To celebrate the site’s 25th birthday this year, Wikipedia is encouraging/challenging people to read one Wikipedia article a day for 25 consecutive days. I felt that I could do one better than that: not only reading an article but – where I found one that was particularly interesting – to write a blog post or record a podcast episode for each of those days, sharing what I learned. For each entry, I’ll hit “random article” a few times until something catches my interest, start reading, and then start writing! Everything I’ve written below came from Wikipedia… so you should check other sources before you use it to do your homework. Happy birthday, Wikipedia!
Today’s random article: Baikal seal
Today’s topic: Lake Baikal
The Baikal seal is a species of “earless” seal that lives exclusively in Lake Baikal in Siberia. It’s one of only a tiny number of species of seal that spends its life only in freshwater: others, like the much more-widespread harbour seal (that I’ve occasionally seen around the UK), for example, can and will swim up rivers to hunt but mostly live in saltwater. But not the Baikal seal.
The Baikal seal is confined just to this one lake. Which sounds like a small area until you realise quite how large Lake Baikal is. The seventh-largest lake in the world, Lake Baikal is just a little larger than Belgium, but that really doesn’t do justice to its true volume, because it also happens to be the deepest lake in the world. It’s so deep that a fifth to a quarter of all the surface freshwater in the world is found in this one lake.
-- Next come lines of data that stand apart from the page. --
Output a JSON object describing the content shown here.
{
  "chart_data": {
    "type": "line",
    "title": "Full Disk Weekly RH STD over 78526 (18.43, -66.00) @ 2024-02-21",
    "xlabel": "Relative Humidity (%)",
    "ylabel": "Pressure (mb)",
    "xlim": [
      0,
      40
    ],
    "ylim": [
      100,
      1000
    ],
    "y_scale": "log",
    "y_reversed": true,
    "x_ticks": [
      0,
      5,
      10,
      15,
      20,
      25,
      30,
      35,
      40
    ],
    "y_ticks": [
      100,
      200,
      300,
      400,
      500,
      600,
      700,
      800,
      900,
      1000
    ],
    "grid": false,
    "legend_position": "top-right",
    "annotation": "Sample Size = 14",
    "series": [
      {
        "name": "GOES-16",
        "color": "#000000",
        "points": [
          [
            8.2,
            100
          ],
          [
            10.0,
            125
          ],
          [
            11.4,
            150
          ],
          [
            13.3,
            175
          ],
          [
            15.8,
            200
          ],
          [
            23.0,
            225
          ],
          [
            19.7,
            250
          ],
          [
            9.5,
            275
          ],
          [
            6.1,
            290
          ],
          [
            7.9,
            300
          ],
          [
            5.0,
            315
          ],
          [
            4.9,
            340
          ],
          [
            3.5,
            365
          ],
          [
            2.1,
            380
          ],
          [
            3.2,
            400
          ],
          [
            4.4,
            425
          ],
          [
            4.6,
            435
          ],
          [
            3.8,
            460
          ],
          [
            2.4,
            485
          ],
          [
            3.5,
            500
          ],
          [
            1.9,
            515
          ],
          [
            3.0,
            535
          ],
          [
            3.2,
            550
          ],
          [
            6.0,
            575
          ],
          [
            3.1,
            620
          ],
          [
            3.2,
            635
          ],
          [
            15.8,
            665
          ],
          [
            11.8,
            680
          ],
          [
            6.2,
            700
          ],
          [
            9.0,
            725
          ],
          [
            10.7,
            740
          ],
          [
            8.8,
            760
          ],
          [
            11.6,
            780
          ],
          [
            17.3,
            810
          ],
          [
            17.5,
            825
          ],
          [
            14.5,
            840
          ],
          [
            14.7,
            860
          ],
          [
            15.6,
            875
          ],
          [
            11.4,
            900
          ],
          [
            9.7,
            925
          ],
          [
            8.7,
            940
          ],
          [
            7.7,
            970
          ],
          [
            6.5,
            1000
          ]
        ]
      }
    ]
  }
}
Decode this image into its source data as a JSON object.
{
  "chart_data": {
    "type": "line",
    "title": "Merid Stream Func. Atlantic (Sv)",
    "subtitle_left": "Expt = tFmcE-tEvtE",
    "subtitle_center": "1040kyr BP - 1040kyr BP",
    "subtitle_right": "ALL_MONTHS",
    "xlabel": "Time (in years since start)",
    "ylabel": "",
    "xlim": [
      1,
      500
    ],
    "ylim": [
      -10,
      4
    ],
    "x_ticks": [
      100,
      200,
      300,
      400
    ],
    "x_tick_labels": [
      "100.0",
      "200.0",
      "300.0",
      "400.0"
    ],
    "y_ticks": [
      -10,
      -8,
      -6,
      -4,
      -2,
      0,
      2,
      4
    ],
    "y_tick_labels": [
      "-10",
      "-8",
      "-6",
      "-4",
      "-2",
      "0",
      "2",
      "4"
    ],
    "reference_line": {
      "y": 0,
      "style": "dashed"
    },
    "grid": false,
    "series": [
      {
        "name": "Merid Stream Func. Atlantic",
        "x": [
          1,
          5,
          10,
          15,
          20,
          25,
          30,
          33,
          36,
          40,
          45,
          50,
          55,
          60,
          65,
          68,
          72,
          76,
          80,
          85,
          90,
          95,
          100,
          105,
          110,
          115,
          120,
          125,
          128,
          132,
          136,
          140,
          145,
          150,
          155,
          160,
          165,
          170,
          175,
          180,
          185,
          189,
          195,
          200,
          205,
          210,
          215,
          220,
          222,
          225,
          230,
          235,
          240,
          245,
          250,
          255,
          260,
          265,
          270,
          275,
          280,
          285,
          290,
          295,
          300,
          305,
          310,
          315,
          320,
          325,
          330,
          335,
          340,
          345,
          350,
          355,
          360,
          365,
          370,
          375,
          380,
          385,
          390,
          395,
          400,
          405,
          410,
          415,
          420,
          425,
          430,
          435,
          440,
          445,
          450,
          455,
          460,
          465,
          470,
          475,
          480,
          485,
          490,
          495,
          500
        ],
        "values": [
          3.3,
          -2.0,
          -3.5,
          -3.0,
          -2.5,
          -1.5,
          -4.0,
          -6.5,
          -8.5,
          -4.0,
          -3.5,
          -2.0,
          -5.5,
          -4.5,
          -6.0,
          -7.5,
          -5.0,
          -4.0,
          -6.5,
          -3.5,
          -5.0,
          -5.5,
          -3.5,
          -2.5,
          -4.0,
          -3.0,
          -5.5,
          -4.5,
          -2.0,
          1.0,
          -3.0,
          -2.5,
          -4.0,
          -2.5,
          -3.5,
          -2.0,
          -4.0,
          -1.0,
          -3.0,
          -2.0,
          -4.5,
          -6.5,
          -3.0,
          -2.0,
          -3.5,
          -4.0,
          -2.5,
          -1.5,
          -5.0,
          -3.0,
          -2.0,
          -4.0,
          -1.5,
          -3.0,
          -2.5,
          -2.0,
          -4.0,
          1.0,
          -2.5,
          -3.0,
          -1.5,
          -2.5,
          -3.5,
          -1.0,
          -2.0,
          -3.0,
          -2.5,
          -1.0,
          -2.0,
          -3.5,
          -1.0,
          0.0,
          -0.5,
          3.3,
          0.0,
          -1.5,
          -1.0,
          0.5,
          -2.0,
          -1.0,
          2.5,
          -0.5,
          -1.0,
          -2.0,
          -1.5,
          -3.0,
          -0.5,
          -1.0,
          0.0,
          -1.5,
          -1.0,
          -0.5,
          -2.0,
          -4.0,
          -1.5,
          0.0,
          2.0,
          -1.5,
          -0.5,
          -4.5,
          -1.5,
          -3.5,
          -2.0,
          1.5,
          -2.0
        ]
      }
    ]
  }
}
If you count frozen water in the ice caps and glaciers too, then Lake Baikal still contains about fifth of all the fresh water on Earth. That’s just amazing.
It’s quite so deep because it’s a rift lake: it sits close to the boundary between the Eurasian and Amur tectonic plates, which are shearing away from one another. For the same reason, there are volcanic hot springs deep in the lake (although the lake itself is so massive that they have no measurable effect on its overall temperature). There’s a lot of not-fully-understood geology going on in the region, despite active research going back over a century.
The Baikal seal isn’t the only species unique to the lake. It’s also home to a kind of fish called the omul, a salmon-like fish that’s long been part of the cuisine of the area.
It’s used to make raskolotka (known as stroganina elsewhere in Russia): thin slices of the meat cut almost to the entire length of the fish’s body and served as frozen curls. The particular shape of a traditional skinning Yakutian knife, which is sharpened to a curve on one-side and left flat on the other, is especially suited to this task, apparently:
Lake Baikal also hosts the Baikal Deep Underwater Neutrino Telescope, whose acronym BDUNT makes me think of bundt cakes. Which – Wikipedia tells me – nobody’s certain of the etymology of!
Anyway, the neutrino telescope is an SK-variety neutrino detector, spotting neutrinos zipping through the Earth when they just-ocassionally interact with the water, resulting in the creation of a high-energy electron or muon and the resulting short burst of Cherenkov radiation. Operated from the surface of the winter ice, the experiment aims to search for evidence of relic dark matter in the sun, among other astronomical phenomena.
It’s all interesting, but if there’s one thing I’ll take away from this daily deep-dive into a random Wikipedia topic, it’s this photo of a cute young Baikal seal:
I wonder what tomorrow’s random Wikipedia article will bring me! If it’s interesting, I’ll share it with you!